São estas as únicas vozes que poderão ser
seguidas. Outros caminhos precisamos de
inventar. Ouço a voz e ecoando lá muito atrás
outro som, outras vozes, as mesmas palavras, a
mesma música que tantos anos cantei numa versão
a quatro vozes a ampliar a luz da estrela.
Não há como o
escuro para ver ou inventar novas estrelas. E se
os tempos em que José Afonso viveu aspiravam à
luz, não menos o são estes nossos. É que então
estávamos fechados num quarto escuro guardado
por um ogre moralista e austero. Hoje a porta do
quarto abriu-se e apercebemo-nos que o escuro
também estava lá fora e que está para lá da
moral e da austeridade e que os ogres se
multiplicam com muita velocidade. E que nós os
alimentamos e que austeridade é a palavra
prisão. As prisões não são para todos. Há sempre
os que ficam de fora. No V Império não haverá
prisões, não haverá fome, e teremos recuperado a
inocência. Os adultos acham isto impossível. As
crianças não. É necessário procurar as crianças
que abandonámos dentro de nós. Para isso preciso
de uma luz forte. Ouço a música e usarei as
palavras de Zeca Afonso para compor o “meu”
texto.
Com a Estrela
no rosto como sorriso tentarei a altura que as
trovas e as cantigas libertadas da
garganta
como luz farão entrar pelas janelas das caves
como dos andares mais elevados. Será tanto o
fulgor que a noite ainda menina iluminará a vila
e o espanto de uma nova e desconhecida
fraternidade encherá de povo a cidade. Em cada
esquina um amigo, um rosto sem medo, uma natural
diferença na igualdade e pessoas sem idade. Nos
campos será coroada a azinheira, companheira
antiga e firme, à beira da água a vontade unirá
gaivotas e homens. Os pombos deixarão de ser
perseguidos e a noite será suave e fina como
areia. Também o mar voltará ao azul e dormiremos
ao relento de olhos no infinito, no meio da
praça. Gente, muita gente libertará a estátua
que criou em si e a febre aclarará o breu. Cada
mulher, cada homem extrairá de dentro de si uma
desconhecida figura que como estrela de cinco
pontas indicará todos os caminhos do Universo.

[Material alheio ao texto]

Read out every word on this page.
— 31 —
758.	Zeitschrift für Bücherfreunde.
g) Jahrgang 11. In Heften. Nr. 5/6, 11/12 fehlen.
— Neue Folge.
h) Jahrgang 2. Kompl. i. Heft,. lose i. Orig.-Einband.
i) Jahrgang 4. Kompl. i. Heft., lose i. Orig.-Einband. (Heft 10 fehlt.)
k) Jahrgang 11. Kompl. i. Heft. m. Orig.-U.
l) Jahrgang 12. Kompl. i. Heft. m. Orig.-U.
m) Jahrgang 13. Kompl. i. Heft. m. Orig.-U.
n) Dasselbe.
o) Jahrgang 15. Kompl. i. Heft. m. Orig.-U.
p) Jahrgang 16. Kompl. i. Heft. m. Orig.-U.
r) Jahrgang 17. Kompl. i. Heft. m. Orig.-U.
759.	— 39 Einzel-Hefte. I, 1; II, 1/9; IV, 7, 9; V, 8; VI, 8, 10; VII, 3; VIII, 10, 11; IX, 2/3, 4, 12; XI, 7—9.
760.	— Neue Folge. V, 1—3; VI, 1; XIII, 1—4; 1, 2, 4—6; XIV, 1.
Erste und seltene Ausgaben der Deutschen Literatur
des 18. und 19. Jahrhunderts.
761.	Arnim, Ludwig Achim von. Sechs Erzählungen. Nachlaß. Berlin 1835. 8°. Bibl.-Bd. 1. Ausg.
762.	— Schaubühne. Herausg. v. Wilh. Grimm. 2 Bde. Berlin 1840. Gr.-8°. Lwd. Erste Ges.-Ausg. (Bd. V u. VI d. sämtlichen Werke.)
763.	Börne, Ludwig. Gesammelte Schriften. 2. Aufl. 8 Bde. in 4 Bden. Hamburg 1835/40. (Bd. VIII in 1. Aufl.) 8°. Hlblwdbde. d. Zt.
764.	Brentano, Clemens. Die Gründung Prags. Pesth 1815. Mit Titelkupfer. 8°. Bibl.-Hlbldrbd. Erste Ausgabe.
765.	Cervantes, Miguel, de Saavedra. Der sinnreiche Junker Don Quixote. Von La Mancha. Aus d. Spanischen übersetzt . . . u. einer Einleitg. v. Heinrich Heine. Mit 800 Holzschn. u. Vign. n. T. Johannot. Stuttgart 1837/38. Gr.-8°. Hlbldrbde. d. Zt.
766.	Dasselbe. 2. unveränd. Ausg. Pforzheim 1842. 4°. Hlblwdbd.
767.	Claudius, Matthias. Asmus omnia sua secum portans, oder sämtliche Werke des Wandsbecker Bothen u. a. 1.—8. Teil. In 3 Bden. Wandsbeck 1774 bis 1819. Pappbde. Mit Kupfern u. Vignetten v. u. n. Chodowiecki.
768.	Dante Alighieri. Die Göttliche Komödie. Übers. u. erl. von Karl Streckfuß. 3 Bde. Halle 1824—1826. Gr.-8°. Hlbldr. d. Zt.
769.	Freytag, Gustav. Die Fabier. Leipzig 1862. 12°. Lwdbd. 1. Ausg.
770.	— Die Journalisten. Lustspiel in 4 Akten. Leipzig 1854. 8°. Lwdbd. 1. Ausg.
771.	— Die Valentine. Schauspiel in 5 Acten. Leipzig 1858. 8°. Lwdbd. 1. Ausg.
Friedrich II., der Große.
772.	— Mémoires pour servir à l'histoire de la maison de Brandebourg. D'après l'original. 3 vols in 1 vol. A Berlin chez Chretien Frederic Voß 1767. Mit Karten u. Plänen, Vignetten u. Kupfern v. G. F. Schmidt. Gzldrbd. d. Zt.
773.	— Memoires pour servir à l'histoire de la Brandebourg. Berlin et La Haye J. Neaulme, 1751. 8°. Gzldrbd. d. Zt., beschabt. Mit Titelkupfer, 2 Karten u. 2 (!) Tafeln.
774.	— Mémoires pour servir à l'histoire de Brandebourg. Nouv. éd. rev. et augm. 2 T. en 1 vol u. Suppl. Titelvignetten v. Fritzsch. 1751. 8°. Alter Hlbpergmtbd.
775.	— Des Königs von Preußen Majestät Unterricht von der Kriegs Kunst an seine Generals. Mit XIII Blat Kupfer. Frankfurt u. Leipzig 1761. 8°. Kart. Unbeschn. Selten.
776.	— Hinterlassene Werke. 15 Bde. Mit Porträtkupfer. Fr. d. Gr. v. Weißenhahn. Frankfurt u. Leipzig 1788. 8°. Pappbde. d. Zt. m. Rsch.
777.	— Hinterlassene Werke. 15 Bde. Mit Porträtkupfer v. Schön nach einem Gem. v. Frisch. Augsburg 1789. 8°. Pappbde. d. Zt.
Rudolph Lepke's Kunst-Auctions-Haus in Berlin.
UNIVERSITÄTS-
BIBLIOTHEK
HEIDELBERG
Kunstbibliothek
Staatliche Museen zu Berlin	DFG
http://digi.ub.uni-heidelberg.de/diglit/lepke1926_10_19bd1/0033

Longe, muito longe, apenas uma memória que não
deve ser totalmente esquecida, num gritar
abafado
ao fundo de um lago de breu onde a
rusga parece
ridícula como palhaços de papel. Os caminhos são
ladeados de pão, o chão é espaço de valsa para
gente, e a rua é segura. Todo o Menino é d'oiro
e o
Menino do bairro negro
é belo. O bairro pintou-se de todas as cores e a
lembrança do negro foi transportada para a
Canção do mar,
para que não se esqueça o lugar de onde se
começou.
Os vampiros são uma recordação engraçada do
folclore, trazem trouxas às costas e cantam o
coro dos caídos. No caminho por onde passam
soltam-se pombas a limpar o ar.
À volta deles as crianças fazem uma ronda e
conduzem-nos aos altos castelos onde também
poderão ser felizes.
Dos montes erguidos vigia-os o pastor de
Bensafrim para que lá fiquem durante a noite e
apenas saiam ao sol, que os curará do medo que
de si mesmo ganharam.
Domesticados os ogres pelo amor, vejam bem, quem
imaginaria, o Natal será simples, já não vai ser
preciso o pai natal e os outros pais morrerem
esmagados sob sacos de compras à porta do centro
comercial. Bastará, para serem felizes, recordar
o eterno e sagrado nascer, ao som da balada do
sino.
Serão reais o cavaleiro e o anjo, quotidianos
como o pão e a oração. Tecto de mendigo será
dourado, como o do rei. Os velhos nomes apenas
persistirão durante algum tempo, pelo antigo
hábito. O cigano honrará a viagem. Assim vou eu,
já o tempo se habitua ao bem e minha diáspora
continua, rebolar-me-ei na erva na companhia do
Arcanjo, o senhor das Utopias em acção, ao som
do Coro da Primavera. E nunca mais ninguém será
como a toupeira, pois por trás daquela janela
alta que ali vêem canta o Juiz e o seu veredicto
é o poema conjunto de Zeca Afonso e D. Dinis.